▼児童虐待死や児童重篤事件が相次いだ教訓を踏まえて児童相談所の司令塔として平成17年に設置した児童相談センターが昨年の三重県津市での女児虐待死事件を受けて約20年ぶりに廃止になる。20年という歳月は、一つの組織として長かったか、短かったか
▼もともと性格のはっきりしない組織だったが、福祉分野には明確に分けられなかったり、重なり合う仕事は少なくない。児童相談センターも部長級がセンター長となり、子ども・福祉部長の職掌を軽減することで効果を上げた。懸案とされていた職員の資質向上に努力したが、長くは続かなかったとみられる
▼特にA1(人工知能)導入後は他力本願の傾向を強めたのではないか。組織は3年、5年単位で見直しをしなければマンネリに陥ってしまう。今度は、児童相談所に16人を増員。中勢、北勢両児相にはそれぞれ新たに副所長を配置し、子ども・福祉部に新たに「児童虐待対策総括監」を置いて、次長級を3人体制とする
▼船頭多くして、となるかならぬかは、個々のスキルによる。
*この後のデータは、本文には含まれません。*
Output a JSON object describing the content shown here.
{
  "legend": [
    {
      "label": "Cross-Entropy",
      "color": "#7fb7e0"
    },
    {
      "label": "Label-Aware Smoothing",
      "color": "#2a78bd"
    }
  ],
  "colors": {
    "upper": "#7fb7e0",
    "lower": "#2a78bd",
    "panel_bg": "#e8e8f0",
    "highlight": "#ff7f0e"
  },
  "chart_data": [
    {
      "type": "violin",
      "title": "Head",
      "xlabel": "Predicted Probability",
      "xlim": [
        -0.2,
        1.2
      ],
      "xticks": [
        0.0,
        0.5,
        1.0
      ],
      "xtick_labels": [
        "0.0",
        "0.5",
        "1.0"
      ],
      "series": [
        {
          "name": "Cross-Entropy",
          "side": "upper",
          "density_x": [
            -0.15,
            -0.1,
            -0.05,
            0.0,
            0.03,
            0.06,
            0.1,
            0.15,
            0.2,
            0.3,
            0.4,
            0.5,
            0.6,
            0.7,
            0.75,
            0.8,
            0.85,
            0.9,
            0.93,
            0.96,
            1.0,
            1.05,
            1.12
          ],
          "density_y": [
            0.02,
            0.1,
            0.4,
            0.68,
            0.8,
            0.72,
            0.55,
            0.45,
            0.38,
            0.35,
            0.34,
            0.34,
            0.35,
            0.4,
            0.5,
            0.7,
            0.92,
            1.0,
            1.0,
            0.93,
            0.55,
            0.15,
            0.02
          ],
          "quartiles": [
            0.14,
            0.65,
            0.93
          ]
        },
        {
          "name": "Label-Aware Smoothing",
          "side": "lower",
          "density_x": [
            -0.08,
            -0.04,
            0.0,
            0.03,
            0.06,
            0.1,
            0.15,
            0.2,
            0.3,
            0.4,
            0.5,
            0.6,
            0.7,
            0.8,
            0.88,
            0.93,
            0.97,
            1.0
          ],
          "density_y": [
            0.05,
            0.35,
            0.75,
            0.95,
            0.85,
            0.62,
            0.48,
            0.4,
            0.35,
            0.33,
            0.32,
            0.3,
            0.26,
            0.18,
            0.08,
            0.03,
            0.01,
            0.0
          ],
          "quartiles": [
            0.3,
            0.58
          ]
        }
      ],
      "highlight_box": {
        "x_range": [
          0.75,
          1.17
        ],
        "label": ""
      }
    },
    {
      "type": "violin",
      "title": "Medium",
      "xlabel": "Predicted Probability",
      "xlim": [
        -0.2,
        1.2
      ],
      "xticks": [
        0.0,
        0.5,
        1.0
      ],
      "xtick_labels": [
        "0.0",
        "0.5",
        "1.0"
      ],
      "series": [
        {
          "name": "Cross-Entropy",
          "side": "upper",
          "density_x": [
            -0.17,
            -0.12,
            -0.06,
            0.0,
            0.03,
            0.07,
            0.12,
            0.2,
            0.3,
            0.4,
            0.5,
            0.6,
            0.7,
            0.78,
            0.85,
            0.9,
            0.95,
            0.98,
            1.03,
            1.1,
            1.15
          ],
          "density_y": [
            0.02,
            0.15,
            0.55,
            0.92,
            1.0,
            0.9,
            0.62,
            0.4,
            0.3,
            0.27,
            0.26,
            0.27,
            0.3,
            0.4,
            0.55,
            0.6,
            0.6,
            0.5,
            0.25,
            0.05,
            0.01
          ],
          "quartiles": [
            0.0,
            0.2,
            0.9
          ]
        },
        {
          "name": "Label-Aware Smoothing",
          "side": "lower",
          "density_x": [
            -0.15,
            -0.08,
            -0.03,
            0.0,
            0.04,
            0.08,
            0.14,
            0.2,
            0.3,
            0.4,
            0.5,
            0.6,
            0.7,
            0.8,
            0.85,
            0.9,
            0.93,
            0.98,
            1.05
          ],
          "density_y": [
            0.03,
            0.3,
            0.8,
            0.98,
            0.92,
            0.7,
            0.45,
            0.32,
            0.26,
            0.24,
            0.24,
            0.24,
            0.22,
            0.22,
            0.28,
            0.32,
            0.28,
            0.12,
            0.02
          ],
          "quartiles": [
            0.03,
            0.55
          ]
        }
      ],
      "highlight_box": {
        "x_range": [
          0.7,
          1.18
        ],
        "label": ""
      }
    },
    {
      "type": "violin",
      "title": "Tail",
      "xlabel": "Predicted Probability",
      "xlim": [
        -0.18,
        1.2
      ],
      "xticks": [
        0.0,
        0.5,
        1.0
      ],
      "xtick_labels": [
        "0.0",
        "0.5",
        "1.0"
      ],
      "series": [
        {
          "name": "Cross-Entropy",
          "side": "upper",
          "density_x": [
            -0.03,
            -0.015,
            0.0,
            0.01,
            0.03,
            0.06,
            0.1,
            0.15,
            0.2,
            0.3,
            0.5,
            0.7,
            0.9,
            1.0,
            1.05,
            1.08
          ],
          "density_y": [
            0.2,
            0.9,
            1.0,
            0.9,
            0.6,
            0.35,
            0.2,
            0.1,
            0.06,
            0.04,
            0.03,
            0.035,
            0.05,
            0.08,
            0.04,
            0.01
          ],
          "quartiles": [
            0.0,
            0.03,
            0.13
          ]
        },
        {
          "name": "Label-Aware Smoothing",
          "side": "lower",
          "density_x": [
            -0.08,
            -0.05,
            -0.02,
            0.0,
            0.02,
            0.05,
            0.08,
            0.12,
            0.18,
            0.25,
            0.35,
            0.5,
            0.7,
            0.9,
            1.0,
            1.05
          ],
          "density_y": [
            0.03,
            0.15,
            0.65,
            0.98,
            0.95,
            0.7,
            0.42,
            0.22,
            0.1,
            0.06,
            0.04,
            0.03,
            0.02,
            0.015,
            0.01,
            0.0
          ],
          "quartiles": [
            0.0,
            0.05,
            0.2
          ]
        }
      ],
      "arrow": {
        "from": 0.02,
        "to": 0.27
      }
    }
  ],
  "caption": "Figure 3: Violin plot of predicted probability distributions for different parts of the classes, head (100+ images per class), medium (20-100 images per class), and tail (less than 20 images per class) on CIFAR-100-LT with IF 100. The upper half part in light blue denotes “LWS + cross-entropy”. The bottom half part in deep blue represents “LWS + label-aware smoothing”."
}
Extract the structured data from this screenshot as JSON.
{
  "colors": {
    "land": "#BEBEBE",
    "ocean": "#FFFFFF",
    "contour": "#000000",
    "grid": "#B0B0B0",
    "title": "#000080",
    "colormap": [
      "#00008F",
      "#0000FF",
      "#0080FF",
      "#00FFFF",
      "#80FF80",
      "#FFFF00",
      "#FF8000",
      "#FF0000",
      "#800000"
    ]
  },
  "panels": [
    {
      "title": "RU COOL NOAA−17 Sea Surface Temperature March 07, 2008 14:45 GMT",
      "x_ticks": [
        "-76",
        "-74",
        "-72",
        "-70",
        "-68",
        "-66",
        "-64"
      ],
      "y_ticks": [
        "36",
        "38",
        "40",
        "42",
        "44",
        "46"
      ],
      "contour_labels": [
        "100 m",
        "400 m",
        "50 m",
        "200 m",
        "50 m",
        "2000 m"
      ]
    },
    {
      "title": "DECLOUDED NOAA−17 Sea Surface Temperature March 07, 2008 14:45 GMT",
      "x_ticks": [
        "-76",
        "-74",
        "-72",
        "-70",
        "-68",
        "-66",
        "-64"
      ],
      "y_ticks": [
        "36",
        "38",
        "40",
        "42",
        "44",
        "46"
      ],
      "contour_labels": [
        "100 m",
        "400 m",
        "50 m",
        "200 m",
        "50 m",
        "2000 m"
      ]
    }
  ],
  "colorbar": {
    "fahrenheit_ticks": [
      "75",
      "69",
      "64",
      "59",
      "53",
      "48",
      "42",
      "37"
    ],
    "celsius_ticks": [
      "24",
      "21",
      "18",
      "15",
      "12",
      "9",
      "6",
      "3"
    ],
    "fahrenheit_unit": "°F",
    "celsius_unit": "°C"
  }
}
児童虐待死亡事例等検証委員会の報告があがる前に体制が固まるのは心配だし、A1の扱いにも見切りが必要な気がするが、今後の検討になるのだろうか。市町、教育委員会、警察との連携も、さらに風通しをよくしなければ、県だけのマンパワーでは限界があろう
▼児童養護施設を運営する社会福祉法人に子どもの安全確認を委託するという。任せきりは不安だができるだけ多くの人が関わる工夫をするのが20年前からの鉄則である。